PPO <- MCMCtrace(MCMC_data,
params = c('beta[1]', 'beta[2]', 'beta[3]'),
ISB = FALSE,
exact = TRUE,
priors = PR,
plot = FALSE,
PPO_out = TRUE)
## Warning in MCMCtrace(MCMC_data, params = c("beta[1]", "beta[2]", "beta[3]"), :
## Only one prior specified for > 1 parameter. Using a single prior for all
## parameters.
## Warning in MCMCtrace(MCMC_data, params = c("beta[1]", "beta[2]", "beta[3]"), :
## Number of samples in prior is greater than number of total or specified
## iterations (for all chains) for specified parameter. Only last 10500 iterations
## will be used.
## param percent_PPO
## 1 beta[1] 35.6
## 2 beta[2] 33.8
## 3 beta[3] 27.2
Additional arguments can be used to change the limits of the density plots, axes labels, plot titles, line width and type, size and color of text, tick and axes label size, position of ticks, color of lines, and thickness of axes.
MCMCtrace(MCMC_data,
params = c('beta[1]', 'beta[2]', 'beta[3]'),
ISB = FALSE,
exact = TRUE,
priors = PR,
pdf = FALSE,
Rhat = TRUE,
n.eff = TRUE,
xlab_tr = 'This is the x for trace',
ylab_tr = 'This is the y for trace',
main_den = 'Custom density title',
lwd_den = 3,
lty_pr = 2,
col_pr = 'green',
sz_txt = 1.3,
sz_ax = 2,
sz_ax_txt = 1.2,
sz_tick_txt = 1.2,
sz_main_txt = 1.3)
## Warning in MCMCtrace(MCMC_data, params = c("beta[1]", "beta[2]", "beta[3]"), :
## Only one prior specified for > 1 parameter.

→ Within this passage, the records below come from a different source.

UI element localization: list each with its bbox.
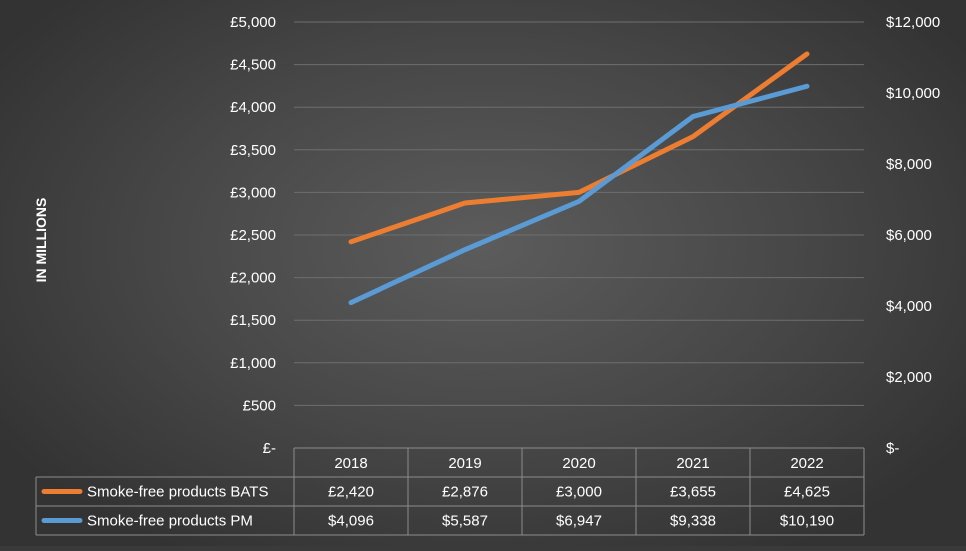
data-label: $6,947 — [556, 513, 602, 530]
data-point — [577, 199, 581, 203]
data-label: £3,655 — [670, 484, 716, 501]
left-tick-label: £500 — [243, 397, 276, 414]
data-label: $9,338 — [670, 513, 716, 530]
y-axis-label: IN MILLIONS — [33, 198, 49, 283]
data-label: $10,190 — [780, 513, 834, 530]
data-point — [691, 135, 695, 139]
data-point — [691, 115, 695, 119]
left-tick-label: £- — [263, 440, 276, 457]
left-tick-label: £4,000 — [230, 99, 276, 116]
left-tick-label: £5,000 — [230, 14, 276, 31]
data-label: £2,876 — [442, 484, 488, 501]
right-tick-label: $4,000 — [886, 298, 932, 315]
data-point — [463, 201, 467, 205]
legend-entry: Smoke-free products PM — [87, 513, 253, 530]
category-label: 2021 — [676, 455, 709, 472]
right-axis: $- $2,000 $4,000 $6,000 $8,000 $10,000 $12,000 — [886, 14, 940, 457]
category-label: 2018 — [334, 455, 367, 472]
data-table: 2018 2019 2020 2021 2022 Smoke-free products … — [35, 447, 865, 536]
right-tick-label: $10,000 — [886, 85, 940, 102]
data-point — [349, 240, 353, 244]
category-label: 2022 — [790, 455, 823, 472]
data-point — [805, 52, 809, 56]
left-tick-label: £4,500 — [230, 57, 276, 74]
left-tick-label: £3,000 — [230, 184, 276, 201]
data-point — [577, 190, 581, 194]
category-label: 2020 — [562, 455, 595, 472]
data-point — [463, 248, 467, 252]
left-tick-label: £1,000 — [230, 355, 276, 372]
category-label: 2019 — [448, 455, 481, 472]
left-tick-label: £2,500 — [230, 227, 276, 244]
right-tick-label: $12,000 — [886, 14, 940, 31]
right-tick-label: $- — [886, 440, 899, 457]
data-label: $4,096 — [328, 513, 374, 530]
grid — [294, 21, 864, 406]
right-tick-label: $2,000 — [886, 369, 932, 386]
data-point — [349, 301, 353, 305]
data-label: £4,625 — [784, 484, 830, 501]
left-tick-label: £2,000 — [230, 270, 276, 287]
right-tick-label: $6,000 — [886, 227, 932, 244]
legend-entry: Smoke-free products BATS — [87, 484, 268, 501]
series-lines — [348, 51, 810, 306]
data-label: £2,420 — [328, 484, 374, 501]
left-tick-label: £1,500 — [230, 312, 276, 329]
left-axis: £- £500 £1,000 £1,500 £2,000 £2,500 £3,000 £3,5… — [230, 14, 276, 457]
left-tick-label: £3,500 — [230, 142, 276, 159]
data-point — [805, 84, 809, 88]
data-label: $5,587 — [442, 513, 488, 530]
right-tick-label: $8,000 — [886, 156, 932, 173]
series-line-0 — [348, 51, 810, 245]
data-label: £3,000 — [556, 484, 602, 501]
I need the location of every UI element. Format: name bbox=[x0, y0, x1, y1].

Using a single prior for all
## parameters.
## Warning in MCMCtrace(MCMC_data, params = c("beta[1]", "beta[2]", "beta[3]"), :
## Number of samples in prior is greater than number of total or specified
## iterations (for all chains) for specified parameter. Only last 10500 iterations
## will be used.
If simulated data were used to fit the model, the generating values
used to simulate the data can be specified using the gvals
argument. This makes it possible to compare posterior estimates with the
true parameter values. Generating values will be displayed as vertical
dotted lines. Similar to the priors
argument, if one value
is specified when more than one parameter is used, this one generating
value will be used for all parameters.